An international consensus

Health experts at the Second Meeting Consensus on Auditory Implants held in Valencia, Spain in February 2004 made the following recommendations:

“Bilateral cochlear implantation (CI) should be recommended in the following types of patient:

  1. Those in whom the benefits obtained with one CI is poor.
  2. In meningitis, that is developing cochlear ossification the implantation should be performed as soon as possible to achieve full insertion.
  3. Those who want to restore binaural hearing or need it in order to remain in their chosen profession.
  4. Children with permanent bilateral profound hearing loss. Special attention should be paid to young children who are in their speech and language acquisition periods.”

(E. Offeciers (Belgium), C. Morera (Spain), J. Muller (Germany), A. Huarte (Spain), J. Shllop (USA) & L. Cavelle (Spain), International consensus on bilateral cochlear implants and bimodal stimulation, 2004).

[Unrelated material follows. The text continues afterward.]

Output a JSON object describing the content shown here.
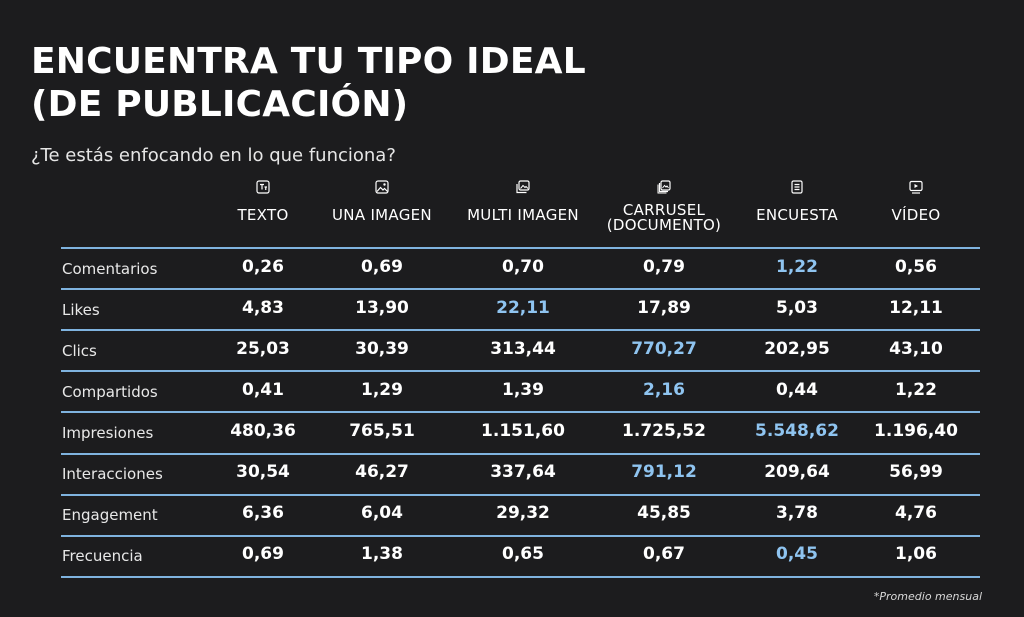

American Academy of Otolaryngology Head and Neck Surgeons

The Board of Directors of the Hearing Committee of the American Academy of Otolaryngology Head and Neck Surgeons has approved a position statement for bilateral cochlear implantation.

It reads as follows:

Position statement on bilateral cochlear implantation

“Although unilateral cochlear implantation (CI) generally provides good speech understanding in quiet, and has been highly successful in rehabilitation of deaf adults and children, patients with only one CI frequently report difficulty in every day listening conditions.

“Localization of sounds is not possible with only one implant, often creating a safety issue, and hearing in noise is very difficult. Over the past decade, a substantial literature has accumulated demonstrating improved speech intelligibility and sound localization with bilateral CIs. These findings are consistent with the psychoacoustic literature that shows the importance of bilateral hearing for normal hearing people and hearing aid recipients.

“The head shadow effect and central effects, based on integration of timing, frequency and level from the two ears, are possible only with binaural hearing and significantly improve speech understanding and sound localization compared to listening with only one CI. The literature is clear that both children and adults perform better with two CIs than with one.

“The William House Cochlear Implant Study Group acknowledges the findings reported in the literature and strongly endorses bilateral cochlear implantation in profoundly deaf adults and children. Bilateral cochlear implantation is now considered accepted medical practice.”